I’ve shaved nearly half of it off when I nick myself with the blade. The sting is disproportionate to the tiny cut, and blood seeps out at an obscene speed.
Before I can apply a piece of toilet paper to the cut, the police bang on my door.
“NYPD! Open up!”
This is not really a surprise; but, this is not good. This is very not-good.
I shave the other half of my moustache much faster than I would like.
The police break down my door.
I nick myself again, and finish the last three swipes with a bloody razor— but I finish.
I look terrible without a moustache, especially with two cuts under my nose trickling blood.
A policeman grabs me, handcuffs me, and pulls me out of the bathroom. He reads me my rights as he pushes me toward the busted-down front door.
“The box,” I say. “I need to clean the box.”
“Don’t worry about the box,” says the other officer. “We’ve got a nice, clean box for you downtown.”

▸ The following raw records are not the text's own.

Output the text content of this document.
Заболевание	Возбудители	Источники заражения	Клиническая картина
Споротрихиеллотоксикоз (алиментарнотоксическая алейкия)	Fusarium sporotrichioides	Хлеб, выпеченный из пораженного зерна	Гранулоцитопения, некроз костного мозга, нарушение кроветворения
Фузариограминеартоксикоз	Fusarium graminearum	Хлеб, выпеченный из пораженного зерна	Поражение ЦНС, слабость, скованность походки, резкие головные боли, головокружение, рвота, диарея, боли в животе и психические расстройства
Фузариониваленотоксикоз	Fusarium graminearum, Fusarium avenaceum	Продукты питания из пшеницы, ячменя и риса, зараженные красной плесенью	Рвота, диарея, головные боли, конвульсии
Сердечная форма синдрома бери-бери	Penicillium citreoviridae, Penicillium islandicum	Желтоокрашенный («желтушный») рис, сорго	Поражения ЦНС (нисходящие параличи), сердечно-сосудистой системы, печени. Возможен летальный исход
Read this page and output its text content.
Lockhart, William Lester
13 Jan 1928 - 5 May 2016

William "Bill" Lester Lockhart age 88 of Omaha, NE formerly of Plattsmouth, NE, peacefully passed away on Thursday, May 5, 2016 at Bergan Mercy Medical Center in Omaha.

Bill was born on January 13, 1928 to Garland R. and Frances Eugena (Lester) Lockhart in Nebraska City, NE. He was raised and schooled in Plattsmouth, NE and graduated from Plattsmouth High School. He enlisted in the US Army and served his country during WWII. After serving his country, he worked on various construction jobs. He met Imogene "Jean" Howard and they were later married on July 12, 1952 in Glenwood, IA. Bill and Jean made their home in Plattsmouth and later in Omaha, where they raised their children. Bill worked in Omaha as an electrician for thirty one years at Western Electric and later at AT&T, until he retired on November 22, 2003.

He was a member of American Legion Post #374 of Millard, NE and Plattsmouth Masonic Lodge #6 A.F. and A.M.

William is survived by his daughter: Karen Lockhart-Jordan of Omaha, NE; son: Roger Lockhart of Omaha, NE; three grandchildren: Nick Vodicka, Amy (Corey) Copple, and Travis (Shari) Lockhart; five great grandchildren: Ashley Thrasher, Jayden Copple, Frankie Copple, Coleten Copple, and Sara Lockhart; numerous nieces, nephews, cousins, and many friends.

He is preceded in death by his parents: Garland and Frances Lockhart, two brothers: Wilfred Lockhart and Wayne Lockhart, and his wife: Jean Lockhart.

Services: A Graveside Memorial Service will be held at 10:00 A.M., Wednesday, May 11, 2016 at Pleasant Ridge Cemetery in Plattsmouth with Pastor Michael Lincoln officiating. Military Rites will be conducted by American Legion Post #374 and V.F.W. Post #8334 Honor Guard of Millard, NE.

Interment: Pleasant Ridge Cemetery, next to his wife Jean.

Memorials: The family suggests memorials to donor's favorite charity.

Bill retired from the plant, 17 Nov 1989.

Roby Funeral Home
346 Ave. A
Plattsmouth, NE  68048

My new box is smaller than my old box, and I share it with a criminal named Boris. Tonight I have six things to do: eat (1); clean the toilet (2); give Boris a blow job (3); smoke a cigarette (4); write in my diary (5); and give Boris his second blow job (6). Tonight, I don’t imagine and visualize the tasks before doing them. But as long as I finish the six tasks, I am allowed to deviate.